Durante a década de 10, a sua intervenção foi enquadrada pelo movimento cultural da Renascença Portuguesa (onde pontificavam Teixeira de Pascoaes e Jaime Cortesão),
movimento que Sérgio sempre considerou de natureza plural, por isso se
opondo à ideia de que o saudosismo de Pascoaes, cujo valor restringia ao
plano estético, poderia servir de farol para a solução do problema
nacional; pelo contrário denunciou a mania da purificação e o
parasitismo que nos inquinava desde os descobrimentos, enaltecendo o papel dos estrangeirados reformistas e dos que se inspiravam de corrente liberais cosmopolitas (Luís António Verney, Ribeiro Sanches e depois Alexandre Herculano, Almeida Garrett, Mouzinho de Albuquerque, Antero de Quental, Oliveira Martins).
No plano político, Sérgio considerou prioritária a constituição
de uma opinião pública e de uma elite, recrutada sobre a base social
mais ampla, a qual fiscalizaria os representantes eleitos - esta seria
uma condição fundamental para uma democracia efetiva, a qual, na aceção
filosófica, equivaleria ao regime em que todo o ser humano estivesse
investido da dignidade que resulta de o considerar sempre como fim em si
e nunca como meio (Kant); por isso teorizou sobre a noção de elite, para o que se inspirou em Proudhon, Gabriel Tarde e Paul de Roussiers.

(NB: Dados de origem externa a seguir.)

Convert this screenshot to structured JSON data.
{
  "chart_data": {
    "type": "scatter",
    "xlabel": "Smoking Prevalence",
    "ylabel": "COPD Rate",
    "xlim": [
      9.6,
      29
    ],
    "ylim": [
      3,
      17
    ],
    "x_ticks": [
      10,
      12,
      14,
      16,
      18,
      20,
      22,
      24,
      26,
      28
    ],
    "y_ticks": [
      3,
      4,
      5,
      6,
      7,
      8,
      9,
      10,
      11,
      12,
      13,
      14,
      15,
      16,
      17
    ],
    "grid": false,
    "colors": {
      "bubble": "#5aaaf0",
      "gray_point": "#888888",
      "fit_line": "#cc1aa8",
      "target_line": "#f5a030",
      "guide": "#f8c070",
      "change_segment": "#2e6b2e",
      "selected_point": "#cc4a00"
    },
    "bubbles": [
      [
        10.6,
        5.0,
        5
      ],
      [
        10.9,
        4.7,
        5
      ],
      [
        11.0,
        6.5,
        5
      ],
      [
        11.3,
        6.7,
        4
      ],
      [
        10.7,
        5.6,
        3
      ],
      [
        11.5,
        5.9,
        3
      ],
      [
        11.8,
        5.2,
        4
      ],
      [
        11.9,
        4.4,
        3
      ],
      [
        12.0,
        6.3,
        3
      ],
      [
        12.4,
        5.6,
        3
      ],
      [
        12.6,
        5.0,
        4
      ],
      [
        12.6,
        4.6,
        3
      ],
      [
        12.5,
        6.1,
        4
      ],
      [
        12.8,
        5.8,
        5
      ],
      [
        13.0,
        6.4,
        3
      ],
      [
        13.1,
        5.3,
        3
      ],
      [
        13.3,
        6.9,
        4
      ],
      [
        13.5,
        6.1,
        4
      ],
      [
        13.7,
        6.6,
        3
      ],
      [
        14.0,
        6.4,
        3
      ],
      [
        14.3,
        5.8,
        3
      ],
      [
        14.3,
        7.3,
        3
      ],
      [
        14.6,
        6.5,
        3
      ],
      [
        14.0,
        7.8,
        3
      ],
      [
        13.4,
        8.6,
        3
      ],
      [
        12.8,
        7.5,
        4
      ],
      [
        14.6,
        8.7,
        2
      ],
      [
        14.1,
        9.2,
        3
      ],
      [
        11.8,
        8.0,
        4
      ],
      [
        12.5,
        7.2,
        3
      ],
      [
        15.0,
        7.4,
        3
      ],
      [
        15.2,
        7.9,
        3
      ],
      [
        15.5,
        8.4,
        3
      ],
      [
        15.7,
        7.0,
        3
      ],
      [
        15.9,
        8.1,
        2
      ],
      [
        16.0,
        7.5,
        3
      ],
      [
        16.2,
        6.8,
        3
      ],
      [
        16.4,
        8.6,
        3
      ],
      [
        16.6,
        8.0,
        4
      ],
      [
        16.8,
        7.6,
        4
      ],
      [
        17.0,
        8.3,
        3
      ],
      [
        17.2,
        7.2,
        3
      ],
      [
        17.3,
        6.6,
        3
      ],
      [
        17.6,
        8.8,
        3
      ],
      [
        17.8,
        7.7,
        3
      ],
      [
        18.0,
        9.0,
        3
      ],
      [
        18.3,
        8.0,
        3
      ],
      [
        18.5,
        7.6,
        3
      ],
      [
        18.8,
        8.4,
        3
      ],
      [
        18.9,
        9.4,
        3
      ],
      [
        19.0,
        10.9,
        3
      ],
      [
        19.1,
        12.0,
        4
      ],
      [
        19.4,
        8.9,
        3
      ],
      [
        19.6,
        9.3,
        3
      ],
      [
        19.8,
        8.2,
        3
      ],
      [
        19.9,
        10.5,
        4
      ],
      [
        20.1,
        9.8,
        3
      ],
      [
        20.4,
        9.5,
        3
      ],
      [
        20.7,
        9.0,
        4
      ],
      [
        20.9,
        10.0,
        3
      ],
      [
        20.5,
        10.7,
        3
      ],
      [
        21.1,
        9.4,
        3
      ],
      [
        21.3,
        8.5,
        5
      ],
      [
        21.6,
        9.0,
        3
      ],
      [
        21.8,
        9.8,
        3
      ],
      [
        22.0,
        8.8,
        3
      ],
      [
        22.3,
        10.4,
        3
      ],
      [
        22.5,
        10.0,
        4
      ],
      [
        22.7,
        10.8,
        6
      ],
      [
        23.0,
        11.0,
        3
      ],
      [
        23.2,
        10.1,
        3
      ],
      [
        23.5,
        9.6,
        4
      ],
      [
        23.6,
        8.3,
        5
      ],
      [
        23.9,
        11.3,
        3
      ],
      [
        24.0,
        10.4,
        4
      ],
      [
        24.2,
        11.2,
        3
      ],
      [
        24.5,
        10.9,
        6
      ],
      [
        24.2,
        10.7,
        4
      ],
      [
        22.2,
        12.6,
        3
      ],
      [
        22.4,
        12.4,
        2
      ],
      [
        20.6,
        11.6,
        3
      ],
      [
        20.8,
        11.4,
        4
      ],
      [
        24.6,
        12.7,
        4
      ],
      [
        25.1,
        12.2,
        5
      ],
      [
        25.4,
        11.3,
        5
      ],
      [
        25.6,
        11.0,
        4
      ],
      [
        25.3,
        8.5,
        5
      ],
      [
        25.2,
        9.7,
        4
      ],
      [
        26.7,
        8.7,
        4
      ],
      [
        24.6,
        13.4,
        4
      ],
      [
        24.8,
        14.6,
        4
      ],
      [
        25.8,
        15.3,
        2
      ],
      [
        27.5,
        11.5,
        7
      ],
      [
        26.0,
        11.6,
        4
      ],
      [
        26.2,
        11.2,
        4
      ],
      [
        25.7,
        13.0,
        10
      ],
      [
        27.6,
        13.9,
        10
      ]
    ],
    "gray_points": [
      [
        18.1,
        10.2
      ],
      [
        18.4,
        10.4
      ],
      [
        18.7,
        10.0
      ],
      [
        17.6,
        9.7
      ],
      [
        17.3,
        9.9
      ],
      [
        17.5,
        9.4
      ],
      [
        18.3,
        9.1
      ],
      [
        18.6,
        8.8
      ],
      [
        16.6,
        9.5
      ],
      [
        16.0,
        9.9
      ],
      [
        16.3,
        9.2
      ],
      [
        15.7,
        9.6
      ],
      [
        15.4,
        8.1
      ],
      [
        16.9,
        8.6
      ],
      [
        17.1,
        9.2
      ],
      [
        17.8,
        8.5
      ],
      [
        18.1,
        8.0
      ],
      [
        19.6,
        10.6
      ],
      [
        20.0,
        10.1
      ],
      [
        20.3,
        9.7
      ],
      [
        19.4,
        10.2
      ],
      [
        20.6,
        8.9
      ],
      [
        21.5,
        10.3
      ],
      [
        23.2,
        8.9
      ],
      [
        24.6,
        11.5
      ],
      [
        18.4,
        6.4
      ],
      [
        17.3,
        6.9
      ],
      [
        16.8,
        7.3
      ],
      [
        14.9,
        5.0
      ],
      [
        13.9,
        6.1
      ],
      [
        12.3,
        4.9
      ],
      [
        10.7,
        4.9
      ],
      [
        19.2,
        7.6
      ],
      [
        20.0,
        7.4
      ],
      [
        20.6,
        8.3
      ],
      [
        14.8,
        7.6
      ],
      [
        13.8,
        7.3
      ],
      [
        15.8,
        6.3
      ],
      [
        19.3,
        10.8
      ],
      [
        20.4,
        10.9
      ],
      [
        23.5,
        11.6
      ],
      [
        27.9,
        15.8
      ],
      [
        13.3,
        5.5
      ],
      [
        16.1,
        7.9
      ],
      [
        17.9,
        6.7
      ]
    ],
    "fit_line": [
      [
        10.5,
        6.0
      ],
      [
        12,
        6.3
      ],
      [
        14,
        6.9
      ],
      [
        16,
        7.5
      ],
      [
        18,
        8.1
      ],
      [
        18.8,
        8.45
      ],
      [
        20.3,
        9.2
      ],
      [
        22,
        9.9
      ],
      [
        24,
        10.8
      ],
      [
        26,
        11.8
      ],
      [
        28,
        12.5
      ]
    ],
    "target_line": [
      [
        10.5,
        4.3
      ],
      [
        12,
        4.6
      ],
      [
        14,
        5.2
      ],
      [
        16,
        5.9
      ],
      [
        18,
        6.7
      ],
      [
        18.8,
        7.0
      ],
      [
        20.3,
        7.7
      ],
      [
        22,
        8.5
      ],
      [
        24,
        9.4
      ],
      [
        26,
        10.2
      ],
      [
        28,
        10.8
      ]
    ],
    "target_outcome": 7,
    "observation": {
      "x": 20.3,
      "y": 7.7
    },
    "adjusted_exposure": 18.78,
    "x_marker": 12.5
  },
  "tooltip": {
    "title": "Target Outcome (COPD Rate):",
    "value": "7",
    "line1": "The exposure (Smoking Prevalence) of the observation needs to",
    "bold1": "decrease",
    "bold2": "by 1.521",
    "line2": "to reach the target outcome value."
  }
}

Durante a residência em Paris de 1926 até 1933, tornou-se amigo de Paul Langevin, frequentando os cenáculos racionalistas onde Léon Brunschvicg era figura maior. Continuou entretanto a publicar os seus Ensaios,
onde os temas literários, históricos e filosóficos eram dominantes,
sempre apresentados numa perspetiva pedagógica e crítica (que se manteve
fiel às intuições maiores dos seus anos de formação) e a lutar pelo
retorno de Portugal à democracia.
Nos anos 50 rodeou-se de um grupo de jovens estudantes de ciências (entre os quais se contou João Luís Andrade e Silva, discípulo de Louis de Broglie,
que a voltar de Paris iniciou de modo consequente o ensino superior da
História das ideias científicas), para os quais escreveu as Cartas de Problemática.
Para os seus detratores (bergsonistas, nacionalistas de feição romântica ou integralista,
marxistas-leninistas), o seu pensamento foi essencialmente polémico e
datado; não obstante, o seu pensamento continuou a despertar vocações em
gente das ciências sociais e exatas, que não se reclamando seus
discípulos sentem ser decisiva a sua inspiração.
- "O desenvolvimento do capitalismo português, na sua unidade
fundamental e na diversidade das suas orientações, não determinou entre
nós um alto desenvolvimento das forças produtivas. O sistema escolar
português não ultrapassou, por isso mesmo, os limites dos estreitos
interesses económicos e culturais da burguesia. Nunca se alcançou a
democratização real da Educação e da Instrução."